Navigation apps, during the 2017 CA wildfires, directed cars towards neighborhoods that were on fire since there was less traffic there.
Google Flu algorithm in the early 2010s made headlines for its ability to anticipate flu outbreaks by tracking how often people searched for information on flu symptoms. It vastly overestimated the number of flu cases (overfitting).
The algorithm COMPAS (sold by Northpointe) was widely used across the US to decide whether to recommend prisoners for parole, predicting whether released prisoners were likely to be arrested again.
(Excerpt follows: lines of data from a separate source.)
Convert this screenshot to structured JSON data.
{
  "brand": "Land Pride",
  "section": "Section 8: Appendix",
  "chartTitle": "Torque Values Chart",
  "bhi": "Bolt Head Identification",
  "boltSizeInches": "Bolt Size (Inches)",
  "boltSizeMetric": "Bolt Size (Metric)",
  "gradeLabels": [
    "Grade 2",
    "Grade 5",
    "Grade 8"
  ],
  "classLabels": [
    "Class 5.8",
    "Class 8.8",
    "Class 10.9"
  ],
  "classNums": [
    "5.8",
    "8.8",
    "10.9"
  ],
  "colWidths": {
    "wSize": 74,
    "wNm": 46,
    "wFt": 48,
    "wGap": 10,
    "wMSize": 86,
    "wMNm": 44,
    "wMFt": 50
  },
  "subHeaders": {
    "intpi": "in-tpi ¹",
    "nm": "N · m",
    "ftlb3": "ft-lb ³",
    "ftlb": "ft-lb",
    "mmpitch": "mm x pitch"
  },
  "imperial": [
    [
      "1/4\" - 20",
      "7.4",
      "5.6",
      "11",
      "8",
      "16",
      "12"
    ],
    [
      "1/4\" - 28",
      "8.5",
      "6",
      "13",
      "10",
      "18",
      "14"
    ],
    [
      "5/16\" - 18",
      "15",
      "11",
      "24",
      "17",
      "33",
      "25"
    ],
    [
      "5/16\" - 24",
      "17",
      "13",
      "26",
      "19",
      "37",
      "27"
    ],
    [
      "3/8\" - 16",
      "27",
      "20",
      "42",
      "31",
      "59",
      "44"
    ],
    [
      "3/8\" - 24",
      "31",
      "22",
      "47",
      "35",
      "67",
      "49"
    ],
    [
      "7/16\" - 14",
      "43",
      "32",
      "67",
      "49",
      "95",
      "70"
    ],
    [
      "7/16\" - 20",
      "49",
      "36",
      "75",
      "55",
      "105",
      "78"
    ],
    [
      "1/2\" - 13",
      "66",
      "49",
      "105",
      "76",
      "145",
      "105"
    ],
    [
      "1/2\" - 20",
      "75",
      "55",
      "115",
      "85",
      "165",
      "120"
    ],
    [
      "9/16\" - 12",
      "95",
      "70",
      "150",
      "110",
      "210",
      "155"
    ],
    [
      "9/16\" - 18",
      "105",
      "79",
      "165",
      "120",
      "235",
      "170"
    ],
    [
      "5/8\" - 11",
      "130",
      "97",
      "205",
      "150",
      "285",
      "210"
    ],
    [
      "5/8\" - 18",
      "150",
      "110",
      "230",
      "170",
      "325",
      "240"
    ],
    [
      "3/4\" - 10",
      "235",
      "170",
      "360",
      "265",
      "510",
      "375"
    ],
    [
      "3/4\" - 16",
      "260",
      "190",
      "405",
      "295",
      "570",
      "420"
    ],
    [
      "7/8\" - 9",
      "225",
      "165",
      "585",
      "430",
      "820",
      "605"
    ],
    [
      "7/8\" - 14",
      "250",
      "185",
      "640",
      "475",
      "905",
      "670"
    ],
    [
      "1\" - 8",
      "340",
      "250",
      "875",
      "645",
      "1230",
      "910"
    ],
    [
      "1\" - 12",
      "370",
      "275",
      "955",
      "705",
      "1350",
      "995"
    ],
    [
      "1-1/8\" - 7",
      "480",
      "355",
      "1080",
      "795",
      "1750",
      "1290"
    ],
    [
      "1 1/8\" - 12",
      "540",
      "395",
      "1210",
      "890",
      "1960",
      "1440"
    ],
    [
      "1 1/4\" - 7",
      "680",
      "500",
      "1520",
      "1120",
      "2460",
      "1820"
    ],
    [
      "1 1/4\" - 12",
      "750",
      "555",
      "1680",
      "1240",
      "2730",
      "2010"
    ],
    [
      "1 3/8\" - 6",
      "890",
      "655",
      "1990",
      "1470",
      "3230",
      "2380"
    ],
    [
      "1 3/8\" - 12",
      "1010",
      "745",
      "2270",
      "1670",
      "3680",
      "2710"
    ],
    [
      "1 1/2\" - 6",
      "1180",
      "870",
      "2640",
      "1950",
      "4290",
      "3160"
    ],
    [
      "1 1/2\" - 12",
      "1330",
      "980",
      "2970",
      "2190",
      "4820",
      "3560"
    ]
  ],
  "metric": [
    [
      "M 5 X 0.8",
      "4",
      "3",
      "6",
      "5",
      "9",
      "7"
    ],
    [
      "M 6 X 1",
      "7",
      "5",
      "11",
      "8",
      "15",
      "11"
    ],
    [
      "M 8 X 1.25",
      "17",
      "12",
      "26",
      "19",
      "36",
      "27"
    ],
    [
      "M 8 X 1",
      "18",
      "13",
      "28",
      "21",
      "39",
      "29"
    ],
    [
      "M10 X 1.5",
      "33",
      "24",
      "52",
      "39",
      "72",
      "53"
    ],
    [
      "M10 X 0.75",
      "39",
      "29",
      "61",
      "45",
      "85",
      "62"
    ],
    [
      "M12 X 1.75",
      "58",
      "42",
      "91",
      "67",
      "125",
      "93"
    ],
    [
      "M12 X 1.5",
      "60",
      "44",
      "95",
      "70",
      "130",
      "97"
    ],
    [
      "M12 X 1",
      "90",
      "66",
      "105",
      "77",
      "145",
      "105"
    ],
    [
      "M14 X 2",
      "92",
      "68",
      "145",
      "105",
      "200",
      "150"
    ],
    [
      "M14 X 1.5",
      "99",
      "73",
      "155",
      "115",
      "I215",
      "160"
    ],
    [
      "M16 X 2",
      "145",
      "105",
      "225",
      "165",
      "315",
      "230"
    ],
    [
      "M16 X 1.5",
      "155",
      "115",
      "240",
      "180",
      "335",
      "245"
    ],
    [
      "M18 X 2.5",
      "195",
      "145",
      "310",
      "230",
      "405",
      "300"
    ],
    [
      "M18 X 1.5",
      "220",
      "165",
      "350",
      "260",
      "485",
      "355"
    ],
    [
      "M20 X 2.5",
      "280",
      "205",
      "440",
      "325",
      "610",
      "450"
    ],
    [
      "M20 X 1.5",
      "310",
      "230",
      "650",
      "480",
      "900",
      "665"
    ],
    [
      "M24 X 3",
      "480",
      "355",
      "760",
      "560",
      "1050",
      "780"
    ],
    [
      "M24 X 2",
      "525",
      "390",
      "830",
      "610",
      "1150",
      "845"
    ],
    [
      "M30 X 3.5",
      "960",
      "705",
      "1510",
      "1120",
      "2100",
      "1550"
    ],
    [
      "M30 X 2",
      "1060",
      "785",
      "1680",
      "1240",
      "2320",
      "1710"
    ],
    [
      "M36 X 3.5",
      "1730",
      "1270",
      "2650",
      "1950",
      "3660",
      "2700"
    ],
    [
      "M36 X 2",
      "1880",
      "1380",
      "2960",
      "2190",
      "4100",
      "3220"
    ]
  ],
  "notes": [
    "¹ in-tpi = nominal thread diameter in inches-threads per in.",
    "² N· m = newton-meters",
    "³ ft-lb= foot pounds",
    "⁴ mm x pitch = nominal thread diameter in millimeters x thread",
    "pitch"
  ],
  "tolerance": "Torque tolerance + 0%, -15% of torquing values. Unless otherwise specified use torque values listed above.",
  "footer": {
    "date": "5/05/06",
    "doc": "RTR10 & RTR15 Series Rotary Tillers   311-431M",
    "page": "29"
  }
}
Unfortunately, the data the COMPAS algorithm learned from is the result of hundreds of years of systematic racial bias in the US justice system. In the US, black people are much more likely to be arrested for crimes than white people, even though they commit crimes at a similar rate.
Amazon discontinued use of the AI tool for screening job candidates upon revealing it was discriminating against women. If the algorithm is trained in the way that human hiring managers have selected or ranked resumes in the past, it’s very likely to pick up bias. Since humans tend to be biased, the algorithms that learn from them will also tend to be biased.
Predictive policing looks at police records and tries to predict where and when crimes will be recorded in the future. They send more police to those neighborhoods, and more crime will be detected there than a lightly policed but equally crime-ridden neighborhood, just because there are more police around. This can lead to over policing.
Treating a decision as impartial just because it came from an AI is know as Math-washing or Bias Laundering. The bias is still there, because the AI copied if from its training data, but now it’s wrapped in a layer of hard-to-interpret AI behavior. There are companies that have begun to offer bias screening as a service. One bias-checking program is Themis. One way of removing bias from an algorithm is to edit the training data until the training data no longer shows the bias, or selectively leave some applications out of the training data altogether (preprocessing).
Hackers may design adversarial attack’s that fool your AI if you don’t go to the time and expense of creating your own proprietary data set. People may poison publicly available data sets. People can contribute samples of malware to train anti-malware AI. For example, some advertisers have put fake specks of “dust” on their banner ads hoping people accidentally click on the ads while trying to brush them off their touch screen.
The infamous Microsoft Tay chatbot, a ML-based Twitter bot that was designed to learn from the users who tweeted at it, in no time learned to spew hate speech.
“In 2019, 40% of European start-ups classified in the AI category didn’t use any AI at all.”
A lot of human engineering goes into the data set. A human has to choose the subalgorithms and set them up so they can learn together.
“Practical ML ends up being a bit of a hybrid between rules-based programming, in which a human tells a computer step-by-step how to solve a problem, and open-ended ML, in which an algorithm has to figure everything out.” Sometimes the programmer researches the problem and discovers that they now understand it so well that they no longer need to use machine learning at all. We just sometimes don’t know what the best approach to a problem is. ML also needs humans for maintenance and oversight.